SuaraSumedang.id - Viral beredar video pengeroyokan mahasiswa jurusan Jurnalistik Universitar Islam Negeri Sunan Gunung Djati Bandung atau UIN SGD Bandung.
Video penganiayaan mahasiswa itu lantas tersebar di sejumlah WhatsApp Group. Berdasarkan rekaman video itu, korban dihajar sambil dicaci maki pengeroyok yang diduga merupakan warga sekitar.
Pelaku pengeroyok mahasiswa Fakultas Dakwah dan Komunikasi UIN Bandung tersebur kini tengah diburu polisi.
Pasalnya, mereka yang dicari polisi setelah tanpa ampun mengeroyok tiga mahasiswa Jurnalistik UIN Bandung yang tengah berkegiatan di kampus.
Menurut laporan polisi, terdapat tiga korban yang dikeroyok para pelaku, masing-masing berinisial M, H, dan L.
Akibat dikeroyok, ketiga korban tersebut mengalami luka dan memar di bagian wajah, kepala serta bahu.
Dari informasi yang diperoleh, korban langsung melaporkan tindak penganiyaan yang dialami mereka kepada polisi.
Sementara itu, kini para pelaku pengeroyok masih dalam proses penyelidikan Polsek Panyileukan, Kota Bandung.
Kapolsek Panyileukan, Kompol Dadang Cahyadiawan mengatakan, adanya peristiwa pengerotokan pada mahasiswa Jurnalistik UIN Bandung.
Baca Juga: 5 Aplikasi yang Wajib Dimiliki Pebisnis Online, Simak Manfaatnya
"Tanggal 30 kejadian. Tanggal 1 (September 2022), para korban bikin laporan," kata Dadan, dikutip dari BandungSuara.com.

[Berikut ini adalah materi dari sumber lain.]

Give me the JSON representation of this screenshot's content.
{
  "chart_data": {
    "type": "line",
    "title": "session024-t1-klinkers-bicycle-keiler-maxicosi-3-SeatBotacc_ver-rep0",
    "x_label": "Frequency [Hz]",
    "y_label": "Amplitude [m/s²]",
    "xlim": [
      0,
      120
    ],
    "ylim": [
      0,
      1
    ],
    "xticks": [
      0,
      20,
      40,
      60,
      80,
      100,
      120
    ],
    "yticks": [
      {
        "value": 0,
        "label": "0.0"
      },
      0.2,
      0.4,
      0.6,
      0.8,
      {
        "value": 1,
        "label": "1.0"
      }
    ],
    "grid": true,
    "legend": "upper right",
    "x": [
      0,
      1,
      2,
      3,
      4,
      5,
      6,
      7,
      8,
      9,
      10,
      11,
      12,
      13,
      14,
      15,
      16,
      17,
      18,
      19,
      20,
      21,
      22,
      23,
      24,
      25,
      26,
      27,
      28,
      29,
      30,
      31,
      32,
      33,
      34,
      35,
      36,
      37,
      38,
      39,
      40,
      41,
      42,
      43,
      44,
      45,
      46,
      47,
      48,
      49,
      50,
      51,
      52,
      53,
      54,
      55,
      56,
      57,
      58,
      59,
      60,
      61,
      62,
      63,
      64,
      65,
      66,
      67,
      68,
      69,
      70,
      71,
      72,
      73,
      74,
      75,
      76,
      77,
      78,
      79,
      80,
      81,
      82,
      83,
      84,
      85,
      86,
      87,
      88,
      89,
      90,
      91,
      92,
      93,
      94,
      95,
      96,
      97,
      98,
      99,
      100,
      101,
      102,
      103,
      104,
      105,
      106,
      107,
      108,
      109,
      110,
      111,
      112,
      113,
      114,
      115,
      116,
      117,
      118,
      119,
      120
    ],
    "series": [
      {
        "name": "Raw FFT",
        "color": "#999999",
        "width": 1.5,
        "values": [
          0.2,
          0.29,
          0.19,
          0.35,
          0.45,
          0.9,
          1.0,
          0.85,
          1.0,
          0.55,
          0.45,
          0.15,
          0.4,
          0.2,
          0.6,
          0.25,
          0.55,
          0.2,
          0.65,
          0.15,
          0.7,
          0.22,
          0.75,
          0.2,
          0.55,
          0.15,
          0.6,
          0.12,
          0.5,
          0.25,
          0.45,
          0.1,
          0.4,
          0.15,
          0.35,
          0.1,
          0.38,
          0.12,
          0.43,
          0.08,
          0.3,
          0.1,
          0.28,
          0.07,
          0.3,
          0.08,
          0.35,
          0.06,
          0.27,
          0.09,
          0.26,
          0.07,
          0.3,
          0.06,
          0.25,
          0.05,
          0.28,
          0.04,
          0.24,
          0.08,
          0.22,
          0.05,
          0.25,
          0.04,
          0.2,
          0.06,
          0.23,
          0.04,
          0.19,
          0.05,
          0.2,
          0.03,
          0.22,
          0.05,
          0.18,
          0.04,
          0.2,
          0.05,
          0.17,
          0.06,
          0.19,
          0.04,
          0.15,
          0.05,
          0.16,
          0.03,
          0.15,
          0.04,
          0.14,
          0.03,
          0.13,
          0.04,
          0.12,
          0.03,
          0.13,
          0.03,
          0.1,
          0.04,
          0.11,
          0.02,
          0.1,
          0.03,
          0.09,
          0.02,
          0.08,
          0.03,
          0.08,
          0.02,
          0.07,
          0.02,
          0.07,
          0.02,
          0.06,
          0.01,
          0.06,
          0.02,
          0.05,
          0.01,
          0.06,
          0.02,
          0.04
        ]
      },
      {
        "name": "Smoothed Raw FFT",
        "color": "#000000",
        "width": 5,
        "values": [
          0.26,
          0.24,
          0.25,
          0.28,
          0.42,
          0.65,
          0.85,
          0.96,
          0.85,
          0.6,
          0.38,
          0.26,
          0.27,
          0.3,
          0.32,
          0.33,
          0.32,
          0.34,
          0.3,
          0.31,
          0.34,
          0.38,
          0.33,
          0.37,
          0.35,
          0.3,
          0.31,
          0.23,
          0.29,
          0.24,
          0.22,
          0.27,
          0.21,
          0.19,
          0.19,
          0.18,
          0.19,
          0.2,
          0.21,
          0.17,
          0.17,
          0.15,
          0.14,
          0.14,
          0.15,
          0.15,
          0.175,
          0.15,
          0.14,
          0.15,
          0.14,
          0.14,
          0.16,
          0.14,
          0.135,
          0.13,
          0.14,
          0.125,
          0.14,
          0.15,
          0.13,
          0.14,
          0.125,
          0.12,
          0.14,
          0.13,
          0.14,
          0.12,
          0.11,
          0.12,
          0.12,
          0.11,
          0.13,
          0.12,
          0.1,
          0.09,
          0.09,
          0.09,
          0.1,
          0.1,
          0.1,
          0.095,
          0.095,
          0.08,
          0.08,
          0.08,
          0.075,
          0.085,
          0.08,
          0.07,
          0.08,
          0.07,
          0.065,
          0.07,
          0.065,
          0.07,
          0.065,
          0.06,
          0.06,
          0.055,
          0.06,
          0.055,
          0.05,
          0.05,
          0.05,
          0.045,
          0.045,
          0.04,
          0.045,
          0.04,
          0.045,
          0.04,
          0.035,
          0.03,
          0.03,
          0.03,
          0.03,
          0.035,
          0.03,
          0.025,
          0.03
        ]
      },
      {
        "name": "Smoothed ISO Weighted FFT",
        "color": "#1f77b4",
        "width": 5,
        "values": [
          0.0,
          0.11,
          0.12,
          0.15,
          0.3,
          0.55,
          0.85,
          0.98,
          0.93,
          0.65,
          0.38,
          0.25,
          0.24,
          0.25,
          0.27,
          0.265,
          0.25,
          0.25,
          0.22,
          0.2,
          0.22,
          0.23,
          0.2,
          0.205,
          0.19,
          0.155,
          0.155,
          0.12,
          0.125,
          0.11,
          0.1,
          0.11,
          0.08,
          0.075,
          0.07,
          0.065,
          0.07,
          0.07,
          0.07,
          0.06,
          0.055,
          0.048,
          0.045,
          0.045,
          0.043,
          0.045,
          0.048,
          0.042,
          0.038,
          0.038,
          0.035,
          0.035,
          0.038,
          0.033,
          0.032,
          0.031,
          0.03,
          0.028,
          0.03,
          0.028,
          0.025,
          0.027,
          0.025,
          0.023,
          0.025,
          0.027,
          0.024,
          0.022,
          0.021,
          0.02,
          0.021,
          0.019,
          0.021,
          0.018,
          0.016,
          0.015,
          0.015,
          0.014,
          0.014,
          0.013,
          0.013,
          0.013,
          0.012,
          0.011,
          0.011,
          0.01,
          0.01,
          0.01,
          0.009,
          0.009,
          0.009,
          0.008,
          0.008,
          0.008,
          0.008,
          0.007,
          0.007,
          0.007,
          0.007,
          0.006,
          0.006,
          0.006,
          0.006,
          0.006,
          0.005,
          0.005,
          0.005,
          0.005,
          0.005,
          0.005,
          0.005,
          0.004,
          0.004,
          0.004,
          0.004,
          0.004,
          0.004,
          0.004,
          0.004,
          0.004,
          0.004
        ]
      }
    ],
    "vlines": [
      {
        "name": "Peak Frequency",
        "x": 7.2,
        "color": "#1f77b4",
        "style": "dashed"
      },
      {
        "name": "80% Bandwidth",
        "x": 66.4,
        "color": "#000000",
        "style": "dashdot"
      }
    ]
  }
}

Polisi sudah melakukan pemeriksaan terhadap empat orang saksi terkait aksi pengeroyokan tersebut.
"Sudah diperiksa 4 orang saksi. Sampai saat ini masih memanggil saksi karena pelaku masih tersamar identitasnya," ujarnya.
Terkait penanganan kasus tersebut, Dadang memastikan proses hukum tetap berjalan, hingga diketahui siapa para pelaku penganiayaan mahasiswa UIN.
"Proses berjalan. Dari keterangan saksi-saksi belum bisa menunjukkan si A si B tersangkanya (pengeroyok)," ujarnya.
Polisi mengatakan akan segera memanggil pihak keamanan kampus, yakni sekuriti. Mereka akan dipanggil untuk dimintai keterangan.